The price paid for the five bedroom, four bathroom home, which is estimated at 1,126 square metres, still falls short of the A$70 million ($50.5 million) that another mainland property tycoon paid in August to acquire the former home of Australian billionaire James Packer. That 3,345 square metre estate, now belonging to Guangzhou developer Chau Chak Wing, sits just up the road from Lin’s new mansion.
Lin will have to wait at least a few months to actually move into his new home, however, as the hillside spot is booked well in advance as a rental spot. Jolie, Pitt and their children made Villa Igiea their home in 2013 when she was filming Unbroken. Katy Perry, Beyonce and Jay Z are also said to have leased the estate.
The high-end home acquisition is part of a wave of record-setting home deals for Chinese buyers in Australia that has spurred controversy as locals complain of being priced out of the market. In 2014 another Chinese investor bought a historic Melbourne home for $13.4 million, only to knock it down a year later, and Xu Jiayin, the head of mainland developer Evergrande Real Estate made the news early last year when he was forced to sell off a $30.5 million mansion that he was found to have bought through an illegal shell company.
Lin Family Learn to Love Australian Property
For Shangjin Lin and his family, this latest home purchase is just one of many acquisitions in Australia.
Shanghai Shenglong has established an Australian subsidiary, Aqualand, which stunned the Sydney market last May when it snatched up a historic commercial building and a residential site on Darling Island along Sydney harbour for $129 million.
The company now has at least six development projects in Australia, concentrated in Sydney and Perth, and has spent an estimated $432 million on acquisitions there.
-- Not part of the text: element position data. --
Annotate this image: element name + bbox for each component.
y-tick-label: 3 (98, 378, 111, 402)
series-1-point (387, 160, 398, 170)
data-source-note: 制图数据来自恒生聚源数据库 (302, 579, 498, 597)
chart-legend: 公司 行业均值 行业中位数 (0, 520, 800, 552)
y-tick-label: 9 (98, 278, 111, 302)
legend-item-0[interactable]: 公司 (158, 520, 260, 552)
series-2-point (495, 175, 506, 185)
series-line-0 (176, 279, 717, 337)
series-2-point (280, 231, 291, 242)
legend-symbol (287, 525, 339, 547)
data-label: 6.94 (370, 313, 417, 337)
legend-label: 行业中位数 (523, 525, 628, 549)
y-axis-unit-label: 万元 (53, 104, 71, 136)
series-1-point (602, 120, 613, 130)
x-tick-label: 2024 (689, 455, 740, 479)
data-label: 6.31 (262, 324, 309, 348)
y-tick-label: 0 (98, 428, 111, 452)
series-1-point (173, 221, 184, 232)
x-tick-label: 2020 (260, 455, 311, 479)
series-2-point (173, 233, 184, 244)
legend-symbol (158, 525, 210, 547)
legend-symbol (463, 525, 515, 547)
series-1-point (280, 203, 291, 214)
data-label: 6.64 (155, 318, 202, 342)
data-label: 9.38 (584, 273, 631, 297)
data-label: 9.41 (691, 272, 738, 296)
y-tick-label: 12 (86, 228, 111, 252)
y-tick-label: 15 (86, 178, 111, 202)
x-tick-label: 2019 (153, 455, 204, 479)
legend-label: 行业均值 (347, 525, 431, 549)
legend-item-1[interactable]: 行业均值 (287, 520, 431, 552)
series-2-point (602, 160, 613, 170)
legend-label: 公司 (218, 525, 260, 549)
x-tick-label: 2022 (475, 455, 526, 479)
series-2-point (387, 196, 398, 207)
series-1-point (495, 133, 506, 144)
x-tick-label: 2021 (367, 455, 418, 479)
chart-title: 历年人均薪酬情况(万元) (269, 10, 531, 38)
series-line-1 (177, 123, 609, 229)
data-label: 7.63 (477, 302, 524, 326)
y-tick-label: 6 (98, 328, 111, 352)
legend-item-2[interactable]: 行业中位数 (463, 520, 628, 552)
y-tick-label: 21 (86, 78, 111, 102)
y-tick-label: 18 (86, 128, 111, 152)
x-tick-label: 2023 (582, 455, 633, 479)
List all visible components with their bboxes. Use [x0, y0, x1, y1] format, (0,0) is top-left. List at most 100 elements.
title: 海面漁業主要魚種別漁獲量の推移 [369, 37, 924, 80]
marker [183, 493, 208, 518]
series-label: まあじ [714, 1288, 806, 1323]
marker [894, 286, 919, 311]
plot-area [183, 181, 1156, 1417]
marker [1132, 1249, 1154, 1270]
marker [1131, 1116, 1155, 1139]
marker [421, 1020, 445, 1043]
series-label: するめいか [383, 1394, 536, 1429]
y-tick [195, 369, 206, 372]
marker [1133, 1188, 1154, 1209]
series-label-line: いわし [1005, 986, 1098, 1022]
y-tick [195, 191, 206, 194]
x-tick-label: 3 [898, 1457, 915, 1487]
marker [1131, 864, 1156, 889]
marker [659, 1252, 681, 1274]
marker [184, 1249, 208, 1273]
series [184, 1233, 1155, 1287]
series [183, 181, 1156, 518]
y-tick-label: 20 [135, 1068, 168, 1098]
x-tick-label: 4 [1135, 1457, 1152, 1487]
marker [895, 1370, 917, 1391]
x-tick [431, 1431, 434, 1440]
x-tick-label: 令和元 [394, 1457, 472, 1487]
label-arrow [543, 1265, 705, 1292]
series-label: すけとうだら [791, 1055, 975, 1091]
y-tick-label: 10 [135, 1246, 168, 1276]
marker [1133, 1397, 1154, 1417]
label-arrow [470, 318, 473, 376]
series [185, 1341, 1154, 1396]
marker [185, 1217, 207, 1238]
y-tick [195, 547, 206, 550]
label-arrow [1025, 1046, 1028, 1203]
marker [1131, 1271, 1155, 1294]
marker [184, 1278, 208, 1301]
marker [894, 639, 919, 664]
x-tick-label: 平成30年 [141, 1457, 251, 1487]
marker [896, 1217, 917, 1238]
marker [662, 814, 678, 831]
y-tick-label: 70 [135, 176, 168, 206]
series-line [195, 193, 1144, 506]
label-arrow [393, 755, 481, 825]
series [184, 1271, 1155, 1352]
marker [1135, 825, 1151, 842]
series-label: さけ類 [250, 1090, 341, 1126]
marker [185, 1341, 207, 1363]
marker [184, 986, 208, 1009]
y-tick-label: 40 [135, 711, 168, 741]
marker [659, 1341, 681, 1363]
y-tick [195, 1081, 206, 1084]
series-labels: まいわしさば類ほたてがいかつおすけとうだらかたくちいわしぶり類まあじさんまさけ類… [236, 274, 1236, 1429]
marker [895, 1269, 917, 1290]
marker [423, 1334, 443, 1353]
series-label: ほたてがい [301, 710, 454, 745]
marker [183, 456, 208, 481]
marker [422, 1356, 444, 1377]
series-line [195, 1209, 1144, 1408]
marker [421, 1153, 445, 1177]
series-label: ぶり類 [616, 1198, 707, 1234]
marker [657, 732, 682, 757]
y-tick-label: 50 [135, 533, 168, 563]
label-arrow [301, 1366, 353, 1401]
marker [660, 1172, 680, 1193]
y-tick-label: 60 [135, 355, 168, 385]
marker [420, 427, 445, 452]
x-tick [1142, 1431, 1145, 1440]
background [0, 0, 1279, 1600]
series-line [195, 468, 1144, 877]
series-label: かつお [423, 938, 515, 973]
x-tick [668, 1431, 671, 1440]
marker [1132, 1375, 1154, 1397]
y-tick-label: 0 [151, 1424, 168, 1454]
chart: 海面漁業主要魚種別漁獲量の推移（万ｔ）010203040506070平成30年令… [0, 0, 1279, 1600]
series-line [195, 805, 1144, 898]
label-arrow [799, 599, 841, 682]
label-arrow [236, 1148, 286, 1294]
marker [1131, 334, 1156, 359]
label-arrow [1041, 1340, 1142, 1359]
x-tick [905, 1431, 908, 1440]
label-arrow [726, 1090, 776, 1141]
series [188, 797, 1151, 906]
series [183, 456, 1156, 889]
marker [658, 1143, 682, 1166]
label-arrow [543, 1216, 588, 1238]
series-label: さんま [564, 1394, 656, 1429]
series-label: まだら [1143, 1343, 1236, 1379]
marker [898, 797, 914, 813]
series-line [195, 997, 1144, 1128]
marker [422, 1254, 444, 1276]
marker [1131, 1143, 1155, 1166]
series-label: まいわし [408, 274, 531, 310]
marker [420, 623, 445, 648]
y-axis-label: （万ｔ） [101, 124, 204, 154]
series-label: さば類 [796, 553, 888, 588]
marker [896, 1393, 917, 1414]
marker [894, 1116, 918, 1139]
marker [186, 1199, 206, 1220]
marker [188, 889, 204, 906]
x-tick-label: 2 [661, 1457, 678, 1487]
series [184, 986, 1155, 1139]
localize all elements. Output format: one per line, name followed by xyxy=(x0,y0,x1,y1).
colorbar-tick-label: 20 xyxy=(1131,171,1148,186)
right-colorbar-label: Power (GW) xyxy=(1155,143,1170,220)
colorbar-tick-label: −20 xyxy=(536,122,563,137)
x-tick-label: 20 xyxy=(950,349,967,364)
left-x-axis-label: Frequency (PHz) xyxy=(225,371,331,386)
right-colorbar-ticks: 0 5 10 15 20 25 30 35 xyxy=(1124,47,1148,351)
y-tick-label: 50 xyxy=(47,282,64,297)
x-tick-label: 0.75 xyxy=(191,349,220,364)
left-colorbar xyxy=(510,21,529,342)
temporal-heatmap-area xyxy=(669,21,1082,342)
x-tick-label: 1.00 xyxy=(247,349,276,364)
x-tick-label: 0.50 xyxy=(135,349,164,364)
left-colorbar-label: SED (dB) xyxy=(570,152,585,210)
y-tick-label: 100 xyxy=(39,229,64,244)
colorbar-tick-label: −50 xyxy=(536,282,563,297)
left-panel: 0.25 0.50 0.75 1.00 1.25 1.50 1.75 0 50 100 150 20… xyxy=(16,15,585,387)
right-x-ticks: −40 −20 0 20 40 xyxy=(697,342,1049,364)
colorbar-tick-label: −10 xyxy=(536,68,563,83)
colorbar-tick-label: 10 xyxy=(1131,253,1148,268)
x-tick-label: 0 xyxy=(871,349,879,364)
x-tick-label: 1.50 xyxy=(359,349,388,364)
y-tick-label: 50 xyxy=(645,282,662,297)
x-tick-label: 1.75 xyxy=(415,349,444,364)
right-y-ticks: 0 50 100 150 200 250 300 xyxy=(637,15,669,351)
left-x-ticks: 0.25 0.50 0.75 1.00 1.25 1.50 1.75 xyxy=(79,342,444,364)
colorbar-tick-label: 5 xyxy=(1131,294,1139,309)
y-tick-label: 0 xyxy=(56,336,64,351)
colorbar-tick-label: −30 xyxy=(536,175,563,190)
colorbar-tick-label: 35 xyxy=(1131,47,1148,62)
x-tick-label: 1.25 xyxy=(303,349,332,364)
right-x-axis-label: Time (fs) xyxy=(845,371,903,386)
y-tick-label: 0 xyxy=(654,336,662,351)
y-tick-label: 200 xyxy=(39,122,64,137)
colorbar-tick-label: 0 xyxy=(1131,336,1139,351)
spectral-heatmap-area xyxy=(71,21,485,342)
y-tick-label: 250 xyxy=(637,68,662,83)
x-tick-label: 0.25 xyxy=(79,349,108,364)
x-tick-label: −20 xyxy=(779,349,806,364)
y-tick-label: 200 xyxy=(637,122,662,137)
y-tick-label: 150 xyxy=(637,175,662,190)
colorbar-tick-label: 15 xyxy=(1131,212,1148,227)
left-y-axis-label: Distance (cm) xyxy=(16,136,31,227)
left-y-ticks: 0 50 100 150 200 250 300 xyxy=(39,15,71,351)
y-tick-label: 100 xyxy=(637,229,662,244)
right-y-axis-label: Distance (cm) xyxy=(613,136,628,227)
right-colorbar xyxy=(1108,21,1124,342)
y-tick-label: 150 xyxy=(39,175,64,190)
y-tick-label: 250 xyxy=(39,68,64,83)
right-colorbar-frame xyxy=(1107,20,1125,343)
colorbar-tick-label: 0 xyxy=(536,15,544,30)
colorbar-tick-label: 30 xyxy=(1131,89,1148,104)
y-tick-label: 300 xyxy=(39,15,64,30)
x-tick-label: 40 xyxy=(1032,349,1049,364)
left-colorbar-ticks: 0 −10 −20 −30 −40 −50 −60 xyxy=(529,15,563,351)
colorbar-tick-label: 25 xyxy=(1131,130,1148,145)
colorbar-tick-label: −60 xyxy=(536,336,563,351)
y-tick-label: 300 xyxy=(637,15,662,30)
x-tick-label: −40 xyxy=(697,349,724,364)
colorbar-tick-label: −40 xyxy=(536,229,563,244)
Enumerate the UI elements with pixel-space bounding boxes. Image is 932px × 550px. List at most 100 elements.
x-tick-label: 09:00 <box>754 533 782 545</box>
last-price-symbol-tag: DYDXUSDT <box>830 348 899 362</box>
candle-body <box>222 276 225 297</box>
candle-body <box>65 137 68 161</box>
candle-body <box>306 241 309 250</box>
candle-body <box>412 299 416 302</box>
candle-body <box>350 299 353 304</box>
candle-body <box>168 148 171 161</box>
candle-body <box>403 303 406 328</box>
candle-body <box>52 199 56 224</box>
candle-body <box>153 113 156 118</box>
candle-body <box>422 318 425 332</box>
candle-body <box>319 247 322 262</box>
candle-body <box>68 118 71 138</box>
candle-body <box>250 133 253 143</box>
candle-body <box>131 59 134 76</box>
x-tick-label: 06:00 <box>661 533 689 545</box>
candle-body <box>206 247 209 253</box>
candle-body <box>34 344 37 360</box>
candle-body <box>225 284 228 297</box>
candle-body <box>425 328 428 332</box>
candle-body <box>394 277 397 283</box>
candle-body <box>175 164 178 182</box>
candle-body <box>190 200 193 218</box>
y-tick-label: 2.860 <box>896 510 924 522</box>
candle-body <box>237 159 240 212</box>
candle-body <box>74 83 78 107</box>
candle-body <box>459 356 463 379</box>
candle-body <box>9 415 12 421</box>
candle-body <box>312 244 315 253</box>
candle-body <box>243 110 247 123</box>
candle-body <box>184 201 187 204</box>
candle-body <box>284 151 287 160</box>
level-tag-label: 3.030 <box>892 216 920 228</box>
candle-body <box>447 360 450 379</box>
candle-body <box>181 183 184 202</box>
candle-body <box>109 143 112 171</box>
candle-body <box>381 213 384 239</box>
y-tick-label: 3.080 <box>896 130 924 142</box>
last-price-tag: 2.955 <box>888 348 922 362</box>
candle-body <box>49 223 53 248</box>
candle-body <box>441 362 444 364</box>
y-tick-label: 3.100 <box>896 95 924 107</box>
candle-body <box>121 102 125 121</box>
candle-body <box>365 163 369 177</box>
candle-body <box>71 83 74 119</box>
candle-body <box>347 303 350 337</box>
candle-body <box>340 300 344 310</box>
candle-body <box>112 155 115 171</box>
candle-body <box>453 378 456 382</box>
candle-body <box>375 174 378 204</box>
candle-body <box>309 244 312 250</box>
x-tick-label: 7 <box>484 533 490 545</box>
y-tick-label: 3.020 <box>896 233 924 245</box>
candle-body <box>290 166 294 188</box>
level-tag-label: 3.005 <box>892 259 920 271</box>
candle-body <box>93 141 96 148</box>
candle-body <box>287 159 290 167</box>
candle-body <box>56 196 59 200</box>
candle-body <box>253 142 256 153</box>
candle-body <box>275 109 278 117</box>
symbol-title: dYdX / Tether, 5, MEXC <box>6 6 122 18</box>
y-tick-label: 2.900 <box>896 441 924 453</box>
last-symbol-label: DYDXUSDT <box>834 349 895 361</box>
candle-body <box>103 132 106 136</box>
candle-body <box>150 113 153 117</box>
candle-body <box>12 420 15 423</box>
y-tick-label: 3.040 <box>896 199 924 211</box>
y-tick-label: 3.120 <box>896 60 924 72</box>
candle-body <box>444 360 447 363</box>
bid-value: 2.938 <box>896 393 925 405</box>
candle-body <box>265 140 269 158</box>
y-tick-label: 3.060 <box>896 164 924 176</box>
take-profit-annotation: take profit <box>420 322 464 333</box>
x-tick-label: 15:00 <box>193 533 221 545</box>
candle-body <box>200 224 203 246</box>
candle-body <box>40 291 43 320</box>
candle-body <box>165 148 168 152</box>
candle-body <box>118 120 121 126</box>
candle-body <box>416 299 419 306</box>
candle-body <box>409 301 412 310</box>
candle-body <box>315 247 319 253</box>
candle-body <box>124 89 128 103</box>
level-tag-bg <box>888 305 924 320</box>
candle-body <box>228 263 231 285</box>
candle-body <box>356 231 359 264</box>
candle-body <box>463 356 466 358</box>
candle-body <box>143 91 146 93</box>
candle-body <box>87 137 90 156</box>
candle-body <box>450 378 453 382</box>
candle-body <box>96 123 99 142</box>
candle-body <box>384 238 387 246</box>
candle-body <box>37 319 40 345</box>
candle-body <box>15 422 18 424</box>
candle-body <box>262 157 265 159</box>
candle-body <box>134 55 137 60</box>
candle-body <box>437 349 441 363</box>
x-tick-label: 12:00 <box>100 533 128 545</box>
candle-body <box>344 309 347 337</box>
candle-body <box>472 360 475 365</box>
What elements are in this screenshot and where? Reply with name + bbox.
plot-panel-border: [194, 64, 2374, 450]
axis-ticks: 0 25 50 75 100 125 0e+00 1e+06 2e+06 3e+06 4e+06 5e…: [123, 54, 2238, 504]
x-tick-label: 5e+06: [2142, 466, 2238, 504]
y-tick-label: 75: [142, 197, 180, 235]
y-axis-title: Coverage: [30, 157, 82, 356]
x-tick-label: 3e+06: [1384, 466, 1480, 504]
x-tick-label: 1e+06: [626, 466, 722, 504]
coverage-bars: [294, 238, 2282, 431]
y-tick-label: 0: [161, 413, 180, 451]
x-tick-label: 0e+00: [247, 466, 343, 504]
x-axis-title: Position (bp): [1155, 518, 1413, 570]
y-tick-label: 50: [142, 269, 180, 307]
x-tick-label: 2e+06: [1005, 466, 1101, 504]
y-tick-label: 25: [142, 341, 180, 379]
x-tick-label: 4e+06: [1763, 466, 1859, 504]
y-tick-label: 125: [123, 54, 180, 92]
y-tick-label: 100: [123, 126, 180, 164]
Shenglong’s US subsidiary has acquired projects in southern California, and the developer says it is ready for more deals both in America and down under.
In China, Shenglong has projects in Shanghai, Nanjing, Tianjin, Fuzhou, Zhengzhou and Luoyang, and is based in Shanghai’s Lujiazui financial district. According to its website, as of 2013 the property developer had projects totalling more than 30 million square meters and had invested nearly $25 billion.